SGE Array Jobs

How to create an array job for the cluster using SGE

 

Often you have a lot of jobs that are all the same. For example, if you want to blast a series of files against the same database. Here is how to make an array job

First, you need to know about environment variables. In an array job, the environment variable $SGE_TASK_ID is set to a unique number in a range that you define, and is incremented as you define it.

To submit an array job, we use the -t flag in our qsub command:

This will submit an array job where $SGE_TASK_ID is set to every number from one to one hundred and is incremented by one: qsub -t 1-100:1    

This will submit an array job where $SGE_TASK_ID is set to every number from one to one thousand and is incremented by ten: qsub -t 1-1000:10

The range can be any set of numbers you define. There is an upper limit of 75000 jobs in a single array job, but you can submit a second array job with numbers 75001 onwards.

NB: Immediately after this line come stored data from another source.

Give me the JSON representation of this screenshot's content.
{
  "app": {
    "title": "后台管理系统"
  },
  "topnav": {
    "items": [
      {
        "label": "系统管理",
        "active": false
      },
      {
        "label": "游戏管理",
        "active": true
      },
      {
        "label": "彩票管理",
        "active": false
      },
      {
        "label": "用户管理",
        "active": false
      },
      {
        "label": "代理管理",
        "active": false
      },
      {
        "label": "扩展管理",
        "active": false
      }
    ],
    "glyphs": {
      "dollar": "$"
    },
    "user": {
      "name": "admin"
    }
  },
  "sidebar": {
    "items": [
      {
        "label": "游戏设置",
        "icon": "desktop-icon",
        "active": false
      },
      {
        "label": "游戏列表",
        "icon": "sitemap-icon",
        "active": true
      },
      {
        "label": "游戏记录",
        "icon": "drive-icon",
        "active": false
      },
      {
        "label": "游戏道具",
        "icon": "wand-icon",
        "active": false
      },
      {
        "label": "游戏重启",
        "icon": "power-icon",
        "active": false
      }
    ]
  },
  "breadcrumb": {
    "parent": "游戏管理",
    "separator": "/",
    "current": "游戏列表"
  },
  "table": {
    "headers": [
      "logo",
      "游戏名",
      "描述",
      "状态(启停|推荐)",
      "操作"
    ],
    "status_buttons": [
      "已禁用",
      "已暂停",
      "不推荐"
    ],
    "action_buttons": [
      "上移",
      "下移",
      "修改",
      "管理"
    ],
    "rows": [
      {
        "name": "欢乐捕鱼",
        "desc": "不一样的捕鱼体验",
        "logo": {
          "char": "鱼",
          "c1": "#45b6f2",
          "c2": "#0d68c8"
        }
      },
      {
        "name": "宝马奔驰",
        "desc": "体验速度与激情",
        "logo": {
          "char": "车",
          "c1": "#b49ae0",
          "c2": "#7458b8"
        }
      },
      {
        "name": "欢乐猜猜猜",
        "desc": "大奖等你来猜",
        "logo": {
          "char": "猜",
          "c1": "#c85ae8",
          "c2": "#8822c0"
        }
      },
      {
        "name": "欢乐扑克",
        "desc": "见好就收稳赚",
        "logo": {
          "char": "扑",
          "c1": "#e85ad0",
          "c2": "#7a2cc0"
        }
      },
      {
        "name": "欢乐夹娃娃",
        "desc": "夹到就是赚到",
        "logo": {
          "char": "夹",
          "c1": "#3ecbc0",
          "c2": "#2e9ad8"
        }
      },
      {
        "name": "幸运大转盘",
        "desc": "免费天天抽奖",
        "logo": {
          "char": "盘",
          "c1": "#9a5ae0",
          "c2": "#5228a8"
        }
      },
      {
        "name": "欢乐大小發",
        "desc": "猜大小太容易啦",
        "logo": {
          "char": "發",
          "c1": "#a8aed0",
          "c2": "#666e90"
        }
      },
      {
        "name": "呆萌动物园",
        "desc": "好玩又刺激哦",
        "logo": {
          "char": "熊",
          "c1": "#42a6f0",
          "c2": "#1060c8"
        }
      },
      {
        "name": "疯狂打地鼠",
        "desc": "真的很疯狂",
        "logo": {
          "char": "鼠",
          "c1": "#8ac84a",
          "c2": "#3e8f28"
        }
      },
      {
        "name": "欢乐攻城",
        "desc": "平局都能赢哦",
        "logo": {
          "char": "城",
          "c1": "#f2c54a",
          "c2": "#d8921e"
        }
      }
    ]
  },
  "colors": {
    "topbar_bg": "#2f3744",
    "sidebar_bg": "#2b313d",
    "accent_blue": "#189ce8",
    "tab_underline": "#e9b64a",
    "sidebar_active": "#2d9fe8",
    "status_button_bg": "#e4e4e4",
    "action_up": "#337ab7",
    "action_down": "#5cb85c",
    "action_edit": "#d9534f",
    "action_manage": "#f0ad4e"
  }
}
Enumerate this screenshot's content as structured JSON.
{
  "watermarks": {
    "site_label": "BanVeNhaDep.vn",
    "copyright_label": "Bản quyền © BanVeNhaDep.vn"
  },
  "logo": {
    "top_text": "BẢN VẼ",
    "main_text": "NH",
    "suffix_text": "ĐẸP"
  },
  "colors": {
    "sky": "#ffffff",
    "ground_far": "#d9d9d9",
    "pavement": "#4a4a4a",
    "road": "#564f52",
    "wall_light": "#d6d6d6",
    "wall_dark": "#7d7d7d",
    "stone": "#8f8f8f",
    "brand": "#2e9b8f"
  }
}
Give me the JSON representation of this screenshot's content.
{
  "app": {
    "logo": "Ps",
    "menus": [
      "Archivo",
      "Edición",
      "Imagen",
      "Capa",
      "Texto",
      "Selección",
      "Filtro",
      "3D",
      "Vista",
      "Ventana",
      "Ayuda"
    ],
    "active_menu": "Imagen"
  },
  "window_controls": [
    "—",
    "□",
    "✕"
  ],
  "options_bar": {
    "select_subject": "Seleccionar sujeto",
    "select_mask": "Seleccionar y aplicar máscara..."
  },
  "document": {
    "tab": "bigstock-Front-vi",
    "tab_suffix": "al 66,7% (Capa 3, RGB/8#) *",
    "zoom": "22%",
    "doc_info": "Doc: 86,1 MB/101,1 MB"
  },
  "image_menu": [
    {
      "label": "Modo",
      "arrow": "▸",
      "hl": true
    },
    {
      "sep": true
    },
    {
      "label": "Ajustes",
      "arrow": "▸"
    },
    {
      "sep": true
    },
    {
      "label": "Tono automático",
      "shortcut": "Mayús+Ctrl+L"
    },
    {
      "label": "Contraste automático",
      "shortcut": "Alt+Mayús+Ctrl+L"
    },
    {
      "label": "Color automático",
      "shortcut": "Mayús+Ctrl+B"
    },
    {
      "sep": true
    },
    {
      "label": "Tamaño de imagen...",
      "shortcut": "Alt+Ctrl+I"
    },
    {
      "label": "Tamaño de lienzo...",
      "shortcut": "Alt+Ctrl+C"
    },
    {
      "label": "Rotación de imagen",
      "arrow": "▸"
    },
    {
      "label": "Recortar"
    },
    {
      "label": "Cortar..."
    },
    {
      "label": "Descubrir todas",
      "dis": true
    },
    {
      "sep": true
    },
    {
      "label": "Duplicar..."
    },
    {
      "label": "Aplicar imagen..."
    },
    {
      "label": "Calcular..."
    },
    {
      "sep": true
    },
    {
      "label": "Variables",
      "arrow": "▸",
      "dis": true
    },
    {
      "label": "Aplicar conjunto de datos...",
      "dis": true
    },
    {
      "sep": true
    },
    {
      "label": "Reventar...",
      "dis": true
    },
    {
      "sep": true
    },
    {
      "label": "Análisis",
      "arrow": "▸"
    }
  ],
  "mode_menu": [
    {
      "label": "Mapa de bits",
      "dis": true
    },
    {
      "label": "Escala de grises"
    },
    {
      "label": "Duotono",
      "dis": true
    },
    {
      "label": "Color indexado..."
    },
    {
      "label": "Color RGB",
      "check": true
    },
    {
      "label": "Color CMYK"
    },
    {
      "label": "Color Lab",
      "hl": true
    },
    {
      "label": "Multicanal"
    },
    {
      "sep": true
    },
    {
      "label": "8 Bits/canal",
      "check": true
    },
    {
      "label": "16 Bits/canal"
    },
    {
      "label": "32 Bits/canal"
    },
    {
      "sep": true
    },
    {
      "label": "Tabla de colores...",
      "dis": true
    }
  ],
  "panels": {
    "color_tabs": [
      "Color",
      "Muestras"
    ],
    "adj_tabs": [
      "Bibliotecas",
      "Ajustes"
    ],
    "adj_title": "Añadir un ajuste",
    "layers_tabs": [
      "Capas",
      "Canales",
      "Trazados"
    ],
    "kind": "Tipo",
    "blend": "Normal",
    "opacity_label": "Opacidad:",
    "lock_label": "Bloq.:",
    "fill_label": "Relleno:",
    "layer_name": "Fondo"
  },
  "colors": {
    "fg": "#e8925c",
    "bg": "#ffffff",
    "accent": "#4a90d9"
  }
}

Now all you need is a script that processes your files and runs them. There are several ways to do this. One approach is to number all of your input files, then in your script you can replace the number with $SGE_TASK_ID:

#!/bin/bash
blastn -in $SGE_TASK_ID.fasta -db nr -o $SGE_TASK_ID.blast

You can also list all the files that you want to process and use head and tail 

#!/bin/bash
input=$(head -n $SGE_TASK_ID file_of_files | tail -n 1)
blastn -in $input -db nr -out $input.blast

Another way to do it is to have  a file with all the commands and use head and tail to get a specific command:

#!/bin/bash
cmd=$(head -n $SGE_TASK_ID file_of_commands | tail -n 1)
./$cmd

NOTE: All of these examples use bash. You should be sure to include -S /bin/bash in your qsub command to make sure that they run with the bash shell.